Monday, Jun. 24, 1991
Yo, Michael! You're the Best!
By Richard Stengel
Modern life suffers from the Mona Lisa complex, the idea that when you finally see a legendary work of art, it inevitably disappoints, appearing somehow smaller and less awe inspiring than you had imagined it. Except Michael Jordan.
Jordan, whose gleaming visage is probably more familiar to American kids than that of Leonardo's lady, is an icon that grows more revered by the day. Millions more people have seen him pushing Nike Air Jordans, Pepsi and Wheaties than performing magic -- make that outperforming Magic -- on a basketball court. But all the commercial hype and publicity fade away when he does play, for Michael Jordan is the artwork and the artist, the poem and the . poet. He reinvents the sport every time he rises -- and rises -- into the air. He plays the game without cliche.
When Jordan led the Chicago Bulls to their first N.B.A. championship last week in a lopsided 4-1 series against the Los Angeles Lakers, he removed the last shadow on a peerless career: the notion that great players who never win a title are somehow less great than those who do. In truth, brilliant individual players are not always brilliant team players, and that is why their teams do not always win championships. But in conquering the Lakers, Jordan did the very thing that is often hardest for a virtuoso talent: he used his genius to raise the talents of those around him.
Countless odes have been sung to Jordan's uncanny, unearthly, preternatural ability to defy gravity. Rightly so, for airborne wizardry is what makes Jordan the apotheosis of the playground player, the supreme performer who unites hard-court fundamentals with the improvisational creativity of the blacktop. Pardon the pretentiousness, but Jordan's artistry fuses the classic and the romantic.
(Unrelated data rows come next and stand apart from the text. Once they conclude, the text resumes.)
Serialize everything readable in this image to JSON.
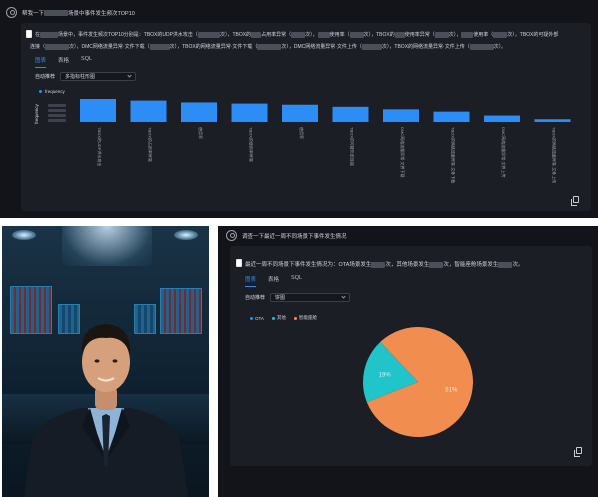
{
  "top": {
    "question": "帮我一下",
    "question_suffix": "场景中事件发生频次TOP10",
    "answer_line1": [
      "在",
      "场景中，事件发生频次TOP10分别是：TBOX的UDP洪水攻击（",
      "次），TBOX的",
      "占用率异常（",
      "次），",
      "使用率（",
      "次），TBOX的",
      "使用率异常（",
      "次），",
      "使用率（",
      "次），TBOX的可疑外部"
    ],
    "answer_line2": [
      "连接（",
      "次），DMC网络流量异常·文件下载（",
      "次），TBOX的网络流量异常·文件下载（",
      "次），DMC网络流量异常·文件上传（",
      "次），TBOX的网络流量异常·文件上传（",
      "次）。"
    ],
    "tabs": [
      "图表",
      "表格",
      "SQL"
    ],
    "active_tab": "图表",
    "recommend_label": "自动推荐",
    "chart_select": "多指标柱形图",
    "legend": "frequency",
    "y_axis_label": "frequency"
  },
  "chart_data": [
    {
      "type": "bar",
      "series": [
        {
          "name": "frequency",
          "values": [
            100,
            93,
            85,
            80,
            75,
            66,
            55,
            45,
            28,
            12
          ]
        }
      ],
      "categories": [
        "TBOX的UDP洪水攻击",
        "TBOX的占用率异常",
        "使用率",
        "TBOX的使用率异常",
        "使用率",
        "TBOX的可疑外部连接",
        "DMC网络流量异常·文件下载",
        "TBOX的网络流量异常·文件下载",
        "DMC网络流量异常·文件上传",
        "TBOX的网络流量异常·文件上传"
      ],
      "color": "#2c8df6"
    },
    {
      "type": "pie",
      "categories": [
        "OTA",
        "其他",
        "智能座舱"
      ],
      "values": [
        0,
        19,
        81
      ],
      "labels": [
        "",
        "19%",
        "81%"
      ],
      "colors": [
        "#2c8df6",
        "#21c4c9",
        "#f08d4f"
      ]
    }
  ],
  "bottom": {
    "question": "调查一下最近一周不同场景下事件发生情况",
    "answer": [
      "最近一周不同场景下事件发生情况为：OTA场景发生",
      "次，其他场景发生",
      "次，智能座舱场景发生",
      "次。"
    ],
    "tabs": [
      "图表",
      "表格",
      "SQL"
    ],
    "active_tab": "图表",
    "recommend_label": "自动推荐",
    "chart_select": "饼图",
    "legend": [
      "OTA",
      "其他",
      "智能座舱"
    ]
  },
  "colors": {
    "accent": "#2b8cf7",
    "panel_bg": "#131419",
    "card_bg": "#1c1e25"
  },
  "icons": [
    "avatar-icon",
    "document-icon",
    "copy-icon",
    "chevron-down-icon"
  ]
}
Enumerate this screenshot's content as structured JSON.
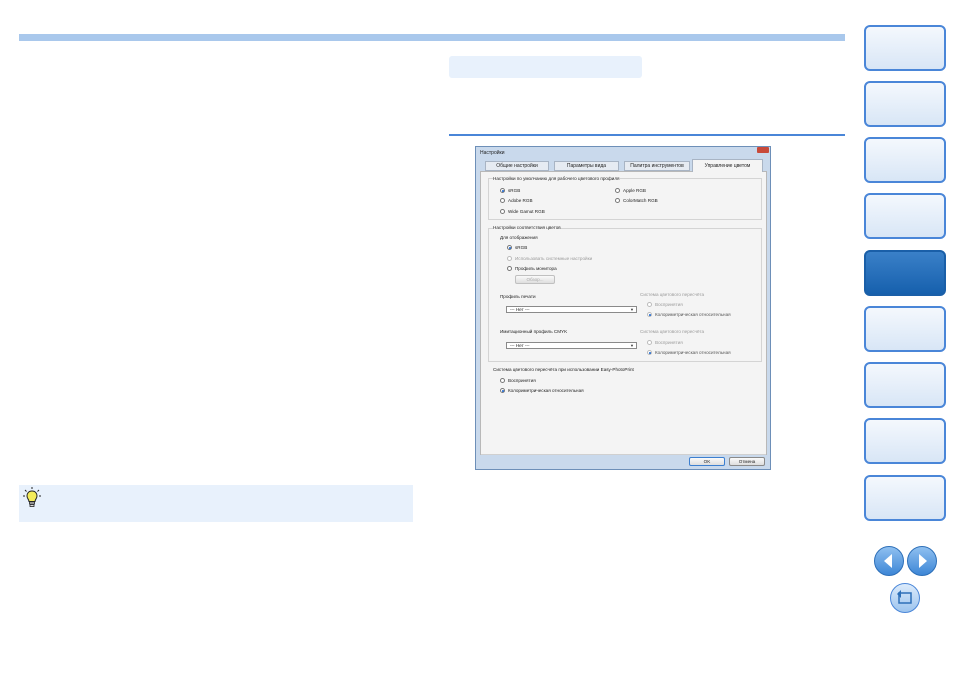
{
  "dialog": {
    "title": "Настройки",
    "tabs": [
      "Общие настройки",
      "Параметры вида",
      "Палитра инструментов",
      "Управление цветом"
    ],
    "default_profile": {
      "heading": "Настройки по умолчанию для рабочего цветового профиля",
      "options": [
        "sRGB",
        "Adobe RGB",
        "Wide Gamut RGB",
        "Apple RGB",
        "ColorMatch RGB"
      ]
    },
    "matching": {
      "heading": "Настройки соответствия цветов",
      "display_label": "Для отображения",
      "display_options": [
        "sRGB",
        "Использовать системные настройки",
        "Профиль монитора"
      ],
      "browse_label": "Обзор...",
      "printer_label": "Профиль печати",
      "printer_value": "--- Нет ---",
      "intent_label": "Система цветового пересчёта",
      "intent_options": [
        "Воспринятия",
        "Колориметрическая относительная"
      ],
      "cmyk_label": "Имитационный профиль CMYK",
      "cmyk_value": "--- Нет ---",
      "cmyk_intent_label": "Система цветового пересчёта",
      "cmyk_intent_options": [
        "Воспринятия",
        "Колориметрическая относительная"
      ]
    },
    "easyphotoprint": {
      "heading": "Система цветового пересчёта при использовании Easy-PhotoPrint",
      "options": [
        "Воспринятия",
        "Колориметрическая относительная"
      ]
    },
    "ok_label": "OK",
    "cancel_label": "Отмена"
  },
  "colors": {
    "accent": "#4a86d8",
    "active_tab": "#1660ad",
    "tint": "#e8f1fc"
  },
  "icons": {
    "tip": "lightbulb-icon",
    "prev": "arrow-left-icon",
    "next": "arrow-right-icon",
    "home": "return-icon"
  }
}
But amid the oohing and aahing over his impossible dunks, something important is usually overlooked: Jordan's passing. In the grammar of basketball, passes are verbs. More than that, passing is a form of altruism, the unselfishness that transforms an agglomeration of individuals into a cohesive unit. Superb offensive players are rarely good passers. They appear narcissistic, locked inside their own talent. Elgin Baylor, Earl Monroe, Jerry West, Julius Erving often seemed alone on the court with the ball, solo artists in a team sport.
Jordan showed that he is much more. In the final minutes of last week's final game, it was Michael's sharp assists to guard John Paxson, not his 30 spectacular points, that won the day and the series. Jordan's passing violates two sacrosanct rules: don't go up in the air unless you know what you're going to do there, and don't throw the ball crosscourt. Jordan invariably found the open man because he has a map of the court and all its players inside his head (he majored in geography at North Carolina). He knows that a pass to someone less strong can make the team stronger.
Yet when you are an unstoppable force in basketball, selfishness too is a virtue. Jordan also knows this, and that is why he stopped and popped with 3.4 seconds left in Game 3 to tip the contest into overtime. That is what the best player in the game is supposed to do.
Like Leonardo, Michael Jordan is now his own greatest competition. When you make the miraculous routine, the merely superb becomes ordinary. Audiences feel cheated unless Jordan pulls off one of those twisting, soaring dunks that are living proof of post-Newtonian physics. Now that he has won an N.B.A. championship, he doesn't really have anything left to prove -- except, of course, that he can do it again.